Fionnuala Doran is an Irish artist, living and working in Scotland. She graduated with an MA in Visual Communication from the Royal College of Art in 2015 and lectures in Illustration at Edinburgh College of Art.
Winner of the 2014 Comics Unmasked competition at the British Library, she has worked between fine art and comics, acting as a director of Catalyst Arts, Belfast’s foremost artist-led gallery, and as co-editor of Modern Times, Britain’s first magazine of graphic journalism since the 19th Century.
She has participated in residencies with the Banff Centre, Canada, the European Exchange Academy, Turkey and the Atlantic Centre for the Arts, Florida. She came down with a bad case of comic-fever in 1990 and has never recovered.
The nucleus of Doran’s work is drawing; they use it as a means to clarify ideas, as a form of research, as an outcome and a framework by which to interpret their diverse research interests.
Their work has a disregard for taxonomical distinctions, and they are interested in multi-disciplinary practices, in playing with the writer, Stefan Themerson’s, definition of ‘semantic poetry’. Their practice references things that exist at the margins of popular culture or accepted tastes- things that are appropriated by small and self-selected groups, such as comic books or genre fiction.
Their work often involves elements of the sublime, of the cult and of the abject. It positions in the same space one thing that is identifiable, concrete, safe; and another that is remote and incomprehensible.
In particular, they are concerned with the aesthetics and structures of comic books, their use as a narrative and an anti-narrative form and their position as a medium that exists between yet distinct from poetry, art, prose and illustration. Comics have the potential to be a sort of Lingua Franca- a universal form of communication.
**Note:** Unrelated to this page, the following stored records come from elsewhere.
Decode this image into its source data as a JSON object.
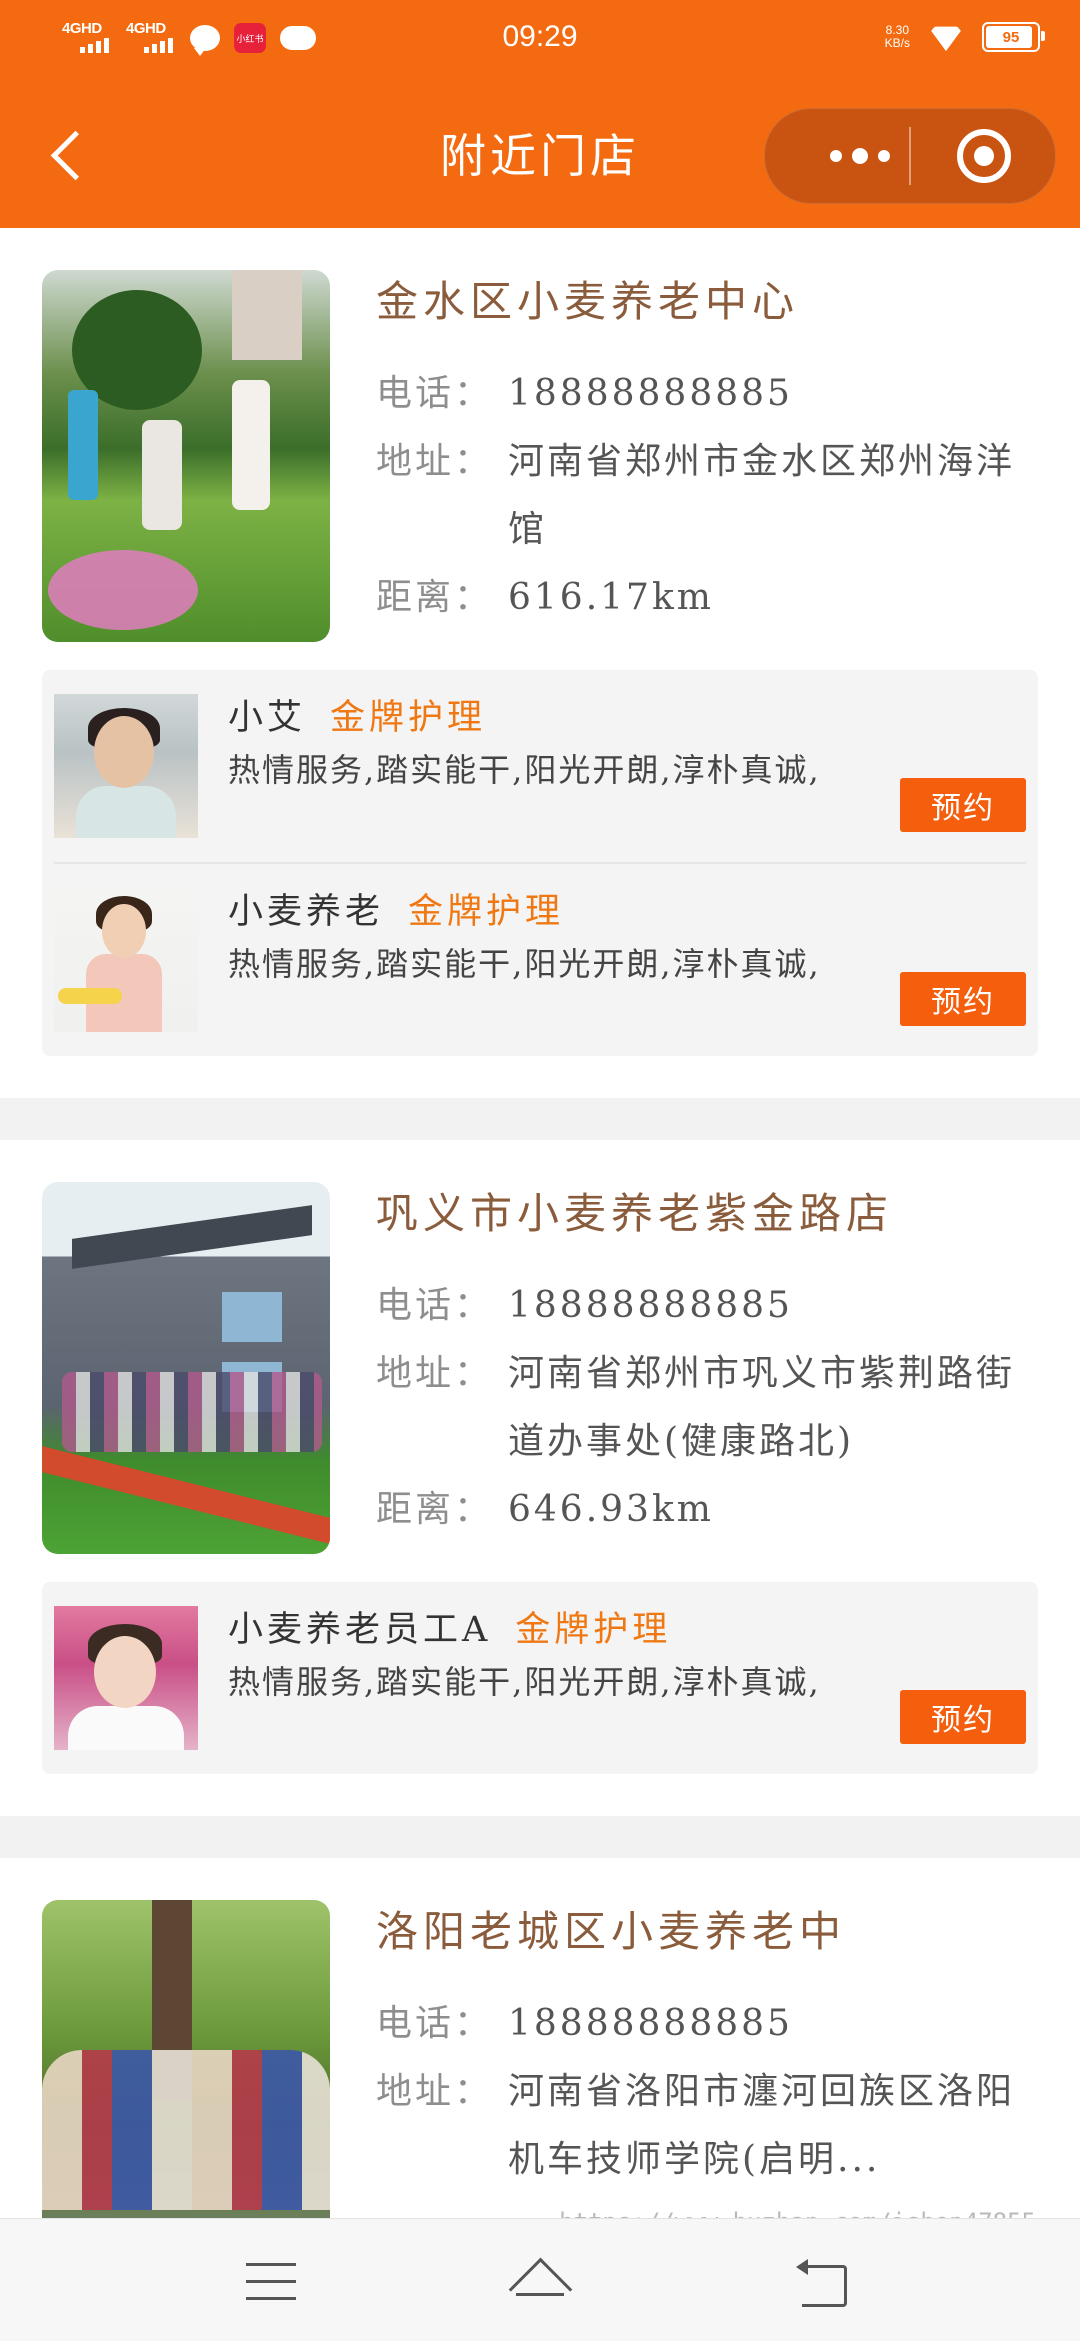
{
  "status_bar": {
    "signal1": "4GHD",
    "signal2": "4GHD",
    "app_badge": "小红书",
    "time": "09:29",
    "net_speed": "8.30",
    "net_unit": "KB/s",
    "battery": "95",
    "battery_level": 0.95
  },
  "nav": {
    "title": "附近门店"
  },
  "labels": {
    "phone": "电话：",
    "address": "地址：",
    "distance": "距离：",
    "reserve": "预约"
  },
  "stores": [
    {
      "name": "金水区小麦养老中心",
      "phone": "18888888885",
      "address": "河南省郑州市金水区郑州海洋馆",
      "distance": "616.17km",
      "staff": [
        {
          "name": "小艾",
          "tag": "金牌护理",
          "desc": "热情服务,踏实能干,阳光开朗,淳朴真诚,"
        },
        {
          "name": "小麦养老",
          "tag": "金牌护理",
          "desc": "热情服务,踏实能干,阳光开朗,淳朴真诚,"
        }
      ]
    },
    {
      "name": "巩义市小麦养老紫金路店",
      "phone": "18888888885",
      "address": "河南省郑州市巩义市紫荆路街道办事处(健康路北)",
      "distance": "646.93km",
      "staff": [
        {
          "name": "小麦养老员工A",
          "tag": "金牌护理",
          "desc": "热情服务,踏实能干,阳光开朗,淳朴真诚,"
        }
      ]
    },
    {
      "name": "洛阳老城区小麦养老中",
      "phone": "18888888885",
      "address": "河南省洛阳市瀍河回族区洛阳机车技师学院(启明...",
      "distance": ""
    }
  ],
  "watermark": "https://www.huzhan.com/ishop47855",
  "colors": {
    "brand": "#f46a10",
    "button": "#f55e0c",
    "tag": "#f07813",
    "store_name": "#8a5c3c"
  },
  "icons": {
    "back": "chevron-left-icon",
    "more": "more-dots-icon",
    "close": "target-circle-icon",
    "menu": "menu-icon",
    "home": "home-icon",
    "return": "return-icon"
  }
}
The juxtaposition of words and images offers a multiplicity of meanings and narratives. Doran is interested in the spaces between these meanings, and in manipulating and subverting them.
Doran’s work has consistently explored themes of personal and social history- particularly Irish history- and the unreliability and manipulation of narratives in such histories. This manipulation of the past and present- the blurring of the lines between objective and subjective truths- becomes even more apparent when text and image are set in opposition.